Alexander Gauland verlässt mit seiner drohenden Prophezeiung den Konsens der Demokraten. Die streiten, kritisieren und kämpfen um Wählerstimmen - aber sie jagen sich nicht. »Wir werden sie jagen .« Diese Worte sind rauf und runter zitiert worden, aber die Rezeption zeigt, was im Umgang mit radikaler Politrhetorik falsch läuft. Dass Jagdfantasien in der politischen Auseinandersetzung Ausdruck einer antipluralistischen Haltung und unvereinbar mit einer respektvollen politischen Kultur sind - das alles blieb außen vor. Stattdessen wurde Alexander Gauland durch die Einladung in Talkshows von ARD und ZDF geadelt. Seine Vita als langjähriges Mitglied der CDU sowie als Herausgeber der Märkischen Allgemeinen bewirken eine unverantwortliche Nachsicht gegenüber dessen Auftreten als AfD-Politiker.

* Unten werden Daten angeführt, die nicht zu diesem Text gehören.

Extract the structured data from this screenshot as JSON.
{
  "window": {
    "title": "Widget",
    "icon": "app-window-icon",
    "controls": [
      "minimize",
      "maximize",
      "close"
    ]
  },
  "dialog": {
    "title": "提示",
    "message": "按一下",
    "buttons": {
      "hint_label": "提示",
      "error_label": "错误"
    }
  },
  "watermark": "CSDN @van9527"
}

Der Präsident des Bundesamtes für Verfassungsschutz, Thomas Haldenwang, hat Andreas Kalbitz als Rechtsextremisten bezeichnet.10 Mit Kalbitz im Bundesvorstand wurde die AfD bei der Landtagswahl in Brandenburg im Jahr 2019 mit über 23 Prozent zweitstärkste Kraft hinter der SPD. Und das, obwohl der in München geborene Kalbitz eine lange rechtsextremistische Vergangenheit hat.11 Er war Mitglied bei den Republikanern, schrieb für die Mitgliederzeitung »Fritz« der rechtsextremistischen Vereinigung Junge Landsmannschaft Ostpreußen und war Vorsitzender des rechtsextremistischen Vereins »Kultur- und Zeitgeschichte, Archiv der Zeit«, der von einem ehemaligen SS-Hauptsturmführer gegründet worden war. Im Jahr 2007 nahm Kalbitz an einem Pfingstlager der neonazistischen »Heimattreuen Deutschen Jugend« (HDJ) teil, die zwei Jahre später verboten wurde. Kalbitz wurde vom Bundesvorstand der AfD wegen angeblich falscher Angaben im Aufnahmeantrag mit knapper Mehrheit aus der Partei ausgeschlossen. Er soll eine frühere Mitgliedschaft bei den Republikanern nicht angegeben haben. Nach seinem Rauswurf solidarisierten sich vor allem im Osten viele aus der AfD mit ihm. Allen voran Björn Höcke, der von »Verrat« sprach. Auch Alexander Gauland machte sich für Kalbitz stark. Obwohl das Bundesschiedsgericht der AfD die Annullierung der Mitgliedschaft für rechtmäßig erklärte, blieb Kalbitz zunächst Fraktionschef in Brandenburg, bevor er das Amt erst ruhen ließ, dann abgab und zugleich vor dem Berliner Landgericht daran scheiterte, eine einstweilige Verfügung gegen seinen Rauswurf aus der AfD zu erwirken. Absurdes politisches Theater.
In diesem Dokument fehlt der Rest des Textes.